While we had human sketches as an input, we needed to quickly generate hundreds of "sketches" that we could train our model of actual human faces against. (Because Pix2Pix is already pre-trained, we didn't need as much training data as is typically used for GANs.) To assist in this, we ran a Photoshop script to digitally render "sketches" -- a form of a computer's interpretation of a human face, in a way.

The GAN creates a "filled" version of the model based on the human sketches.

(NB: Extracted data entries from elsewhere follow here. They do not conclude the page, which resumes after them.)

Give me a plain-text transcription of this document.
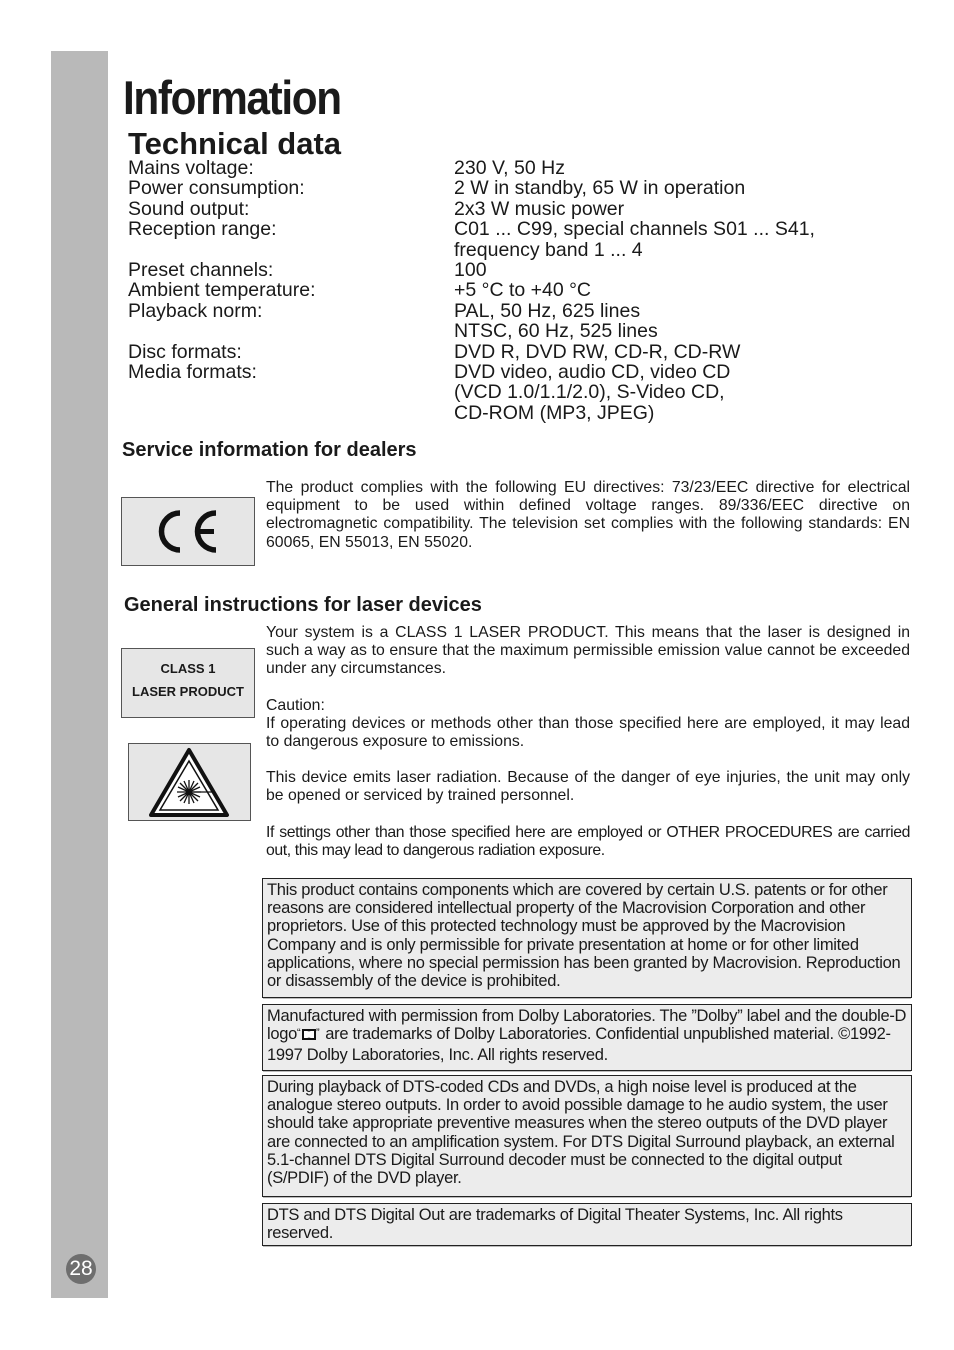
28
Information
Technical data
Mains voltage:	230 V, 50 Hz
Power consumption:	2 W in standby, 65 W in operation
Sound output:	2x3 W music power
Reception range:	C01 ... C99, special channels S01 ... S41,
frequency band 1 ... 4
Preset channels:	100
Ambient temperature:	+5 °C to +40 °C
Playback norm:	PAL, 50 Hz, 625 lines
NTSC, 60 Hz, 525 lines
Disc formats:	DVD R, DVD RW, CD-R, CD-RW
Media formats:	DVD video, audio CD, video CD
(VCD 1.0/1.1/2.0), S-Video CD,
CD-ROM (MP3, JPEG)
Service information for dealers

The product complies with the following EU directives: 73/23/EEC directive for electrical equipment to be used within defined voltage ranges. 89/336/EEC directive on electromagnetic compatibility. The television set complies with the following standards: EN 60065, EN 55013, EN 55020.

General instructions for laser devices
CLASS 1
LASER PRODUCT

Your system is a CLASS 1 LASER PRODUCT. This means that the laser is designed in such a way as to ensure that the maximum permissible emission value cannot be exceeded under any circumstances.

Caution:

If operating devices or methods other than those specified here are employed, it may lead to dangerous exposure to emissions.

This device emits laser radiation. Because of the danger of eye injuries, the unit may only be opened or serviced by trained personnel.

If settings other than those specified here are employed or OTHER PROCEDURES are carried out, this may lead to dangerous radiation exposure.

This product contains components which are covered by certain U.S. patents or for other reasons are considered intellectual property of the Macrovision Corporation and other proprietors. Use of this protected technology must be approved by the Macrovision Company and is only permissible for private presentation at home or for other limited applications, where no special permission has been granted by Macrovision. Reproduction or disassembly of the device is prohibited.
Manufactured with permission from Dolby Laboratories. The ”Dolby” label and the double-D logo “ ” are trademarks of Dolby Laboratories. Confidential unpublished material. ©1992-1997 Dolby Laboratories, Inc. All rights reserved.
During playback of DTS-coded CDs and DVDs, a high noise level is produced at the analogue stereo outputs. In order to avoid possible damage to he audio system, the user should take appropriate preventive measures when the stereo outputs of the DVD player are connected to an amplification system. For DTS Digital Surround playback, an external 5.1-channel DTS Digital Surround decoder must be connected to the digital output (S/PDIF) of the DVD player.
DTS and DTS Digital Out are trademarks of Digital Theater Systems, Inc. All rights reserved.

We ran the human input sketches against models that were designed to be intentionally biased to expose the biggest phenotypical differences:

  • 100% of a single ethnicity (black, white, Asian, Hispanic)
  • 25% (equally split)
  • Proportional to the U.S. population
  • Proportional to the US Congress

Results of equalized model

The equalized model is telling, and effectively turns any input race into the beige/caramel-y mixed race individual of the future.

Model Bias

The project was designed to visualize the phenotypical effects of a biased data set. To expose the most dramatic differences, we designed a number of biased data sets at different levels of homogeneity. The most dramatic examples come from exposing an individual of one race (e.g. Asian) to a model biased 100% for another race (e.g. white).

Who's in the Machine?

The project hopes to provoke critical examination of the sources of data and underlying biases behind algorithms and machine learning predictions as they become more prevalent in every day life. In disproportionately unbalanced populations, such as among U.S. politicians, Silicon Valley engineers, or incarcerated populations, underlying data sets could be entirely skewed by natural biases while lay users might assume an inherent equality. These "weapons of math destruction" have already been shaking up everything from hiring to criminal justice reform, but the conversations around design and data ethics is only in nascent stages. As designers increasingly called to make active decisions in our products and applications, what role will we have in defining the ethics of data use?